Por ello, es prudente preguntarnos si la tecnología que se está introduciendo al país es la que pueden desarrollar y gerenciar nuestros técnicos y profesionales, en el corto y mediano plazo; o, por el contrario, una vez más estamos siendo enlazados por estrategias de dependencia tecnológica.

Entre los factores a favor de una estrategia tecnológica, están los crecientes montos de inversión directa del extranjero en los últimos años, en telecomunicaciones, energía y zonas francas; asimismo, comercio y servicios, minas e industrias. Sin embargo, ¿cuál es la estrategia de formación tecnológica de contrapartida o acompañamiento de estas inversiones que asegure al país su desarrollo y gestión por manos y pensamientos nacionales?

En el mercado laboral actualmente existe una relación de un técnico medio o medio superior por cada cinco profesionales. Una pirámide invertida, ya que deberían haber más técnicos que profesionales, puesto que los procesos productivos requieren mayores cantidades personas con habilidades tecnológicas y operacionales y cantidades menores de especialistas o directivos –a menos que estemos optando por un desplazamiento del ser humano por la tecnología, lo cual no parece ser la perspectiva-.

Esta pirámide invertida, por los egresos que el sistema educativo proyecta, no cambiará al menos en los próximos cinco años. Por ejemplo, en las universidades adscritas al CNU están matriculados solamente 4 estudiantes en carreras técnicas superiores por cada 100 que estudian una carrera de graduación profesional, y en las universidades privadas la formación técnica es casi inexistente. Asimismo, la oferta de carreras técnicas y tecnológicas medias se encuentra en descenso, con una matrícula en los últimos cinco años de más de 17 mil a menos de 7 mil estudiantes, y al Inatec se asigna un presupuesto de apenas el 0.4 por ciento del PIB.

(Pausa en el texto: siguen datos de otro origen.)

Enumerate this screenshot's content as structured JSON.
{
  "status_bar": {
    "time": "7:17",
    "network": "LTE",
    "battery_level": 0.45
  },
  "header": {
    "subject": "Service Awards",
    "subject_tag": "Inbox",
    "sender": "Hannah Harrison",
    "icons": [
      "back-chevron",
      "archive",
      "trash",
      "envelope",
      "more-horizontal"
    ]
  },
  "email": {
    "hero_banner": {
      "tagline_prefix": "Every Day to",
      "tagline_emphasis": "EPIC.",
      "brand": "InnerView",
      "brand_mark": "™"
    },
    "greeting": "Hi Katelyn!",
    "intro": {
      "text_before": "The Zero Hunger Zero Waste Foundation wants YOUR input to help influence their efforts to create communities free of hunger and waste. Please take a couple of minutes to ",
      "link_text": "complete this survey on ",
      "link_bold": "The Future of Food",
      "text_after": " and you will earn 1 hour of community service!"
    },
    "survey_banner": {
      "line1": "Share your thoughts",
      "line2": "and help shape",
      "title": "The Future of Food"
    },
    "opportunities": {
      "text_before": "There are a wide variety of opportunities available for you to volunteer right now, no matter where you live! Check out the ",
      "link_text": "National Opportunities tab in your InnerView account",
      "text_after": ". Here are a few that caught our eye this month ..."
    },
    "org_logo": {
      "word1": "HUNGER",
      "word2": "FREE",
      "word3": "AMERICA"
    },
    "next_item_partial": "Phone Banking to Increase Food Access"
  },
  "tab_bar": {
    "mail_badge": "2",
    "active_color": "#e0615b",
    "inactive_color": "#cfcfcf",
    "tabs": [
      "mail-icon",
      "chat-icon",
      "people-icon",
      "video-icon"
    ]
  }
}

Nuestro país, con tantas promesas de desarrollo en distintos campos, requiere que se multipliquen los técnicos medios y medios superiores para sacar adelante los procesos industriales y de servicios en el campo y la ciudad. Estos procesos demandan mayores conocimientos, habilidades, pericia y competencias tecnológicas y humanas, las cuales con solamente profesionales no se podrán atender. Algunas iniciativas significativas para elevar la oferta de carreras técnicas superiores se observan en la upoli y la UCA, ejemplo que deberían retomar el resto de universidades públicas y privadas.

¿Por qué, entonces, no considerar una delimitación de carreras profesionales con sobre-oferta respecto a la demanda laboral? ¿Por qué no considerar las altas tasas de desempleo de tantos jóvenes profesionales que requieren de adecuación de sus perfiles para responder mejor a la demanda del mercado laboral? Hay que hacer lugar tanto a la reconversión ocupacional de los desempleados, entre otros, con un crecimiento importante de las carreras tecnológicas de nivel superior, actualmente subofertadas.

Algunas estimaciones consideran que sin tener que tocar el 6 por ciento constitucional asignado a las universidades, solamente ordenando su oferta académica, y un incremento modesto del presupuesto al Inatec, en un plazo de 10 años el sistema educativo tendría una oferta técnica superior entre 40 y 50 por ciento respecto a la matrícula de las universidades.

Esto solventaría buena parte del problema. Sin que las universidades cedan parte de sus recursos a niveles educativos no superiores, se puede contar con una oferta de educación superior con un balance entre carreras técnicas superiores y las profesionales de pre y posgrado, y concentrar los esfuerzos en hacer corresponder esta oferta académica con las demandas y tendencias del desarrollo.

El sistema educativo debe hacer un giro, y jugar el rol de verdadero acompañante de las decisiones estratégicas para el desarrollo del país. Una estrategia de desarrollo tecnológico humanizada debe concertarse con los sectores productivos, tecnológicos, empresariales y el sistema educativo. Esto es urgente para no repetir las experiencias históricas de dependencia tecnológica, y abrirnos posibilidades reales a un desarrollo autónomo, con mayor participación de todos los sectores sociales y económicos.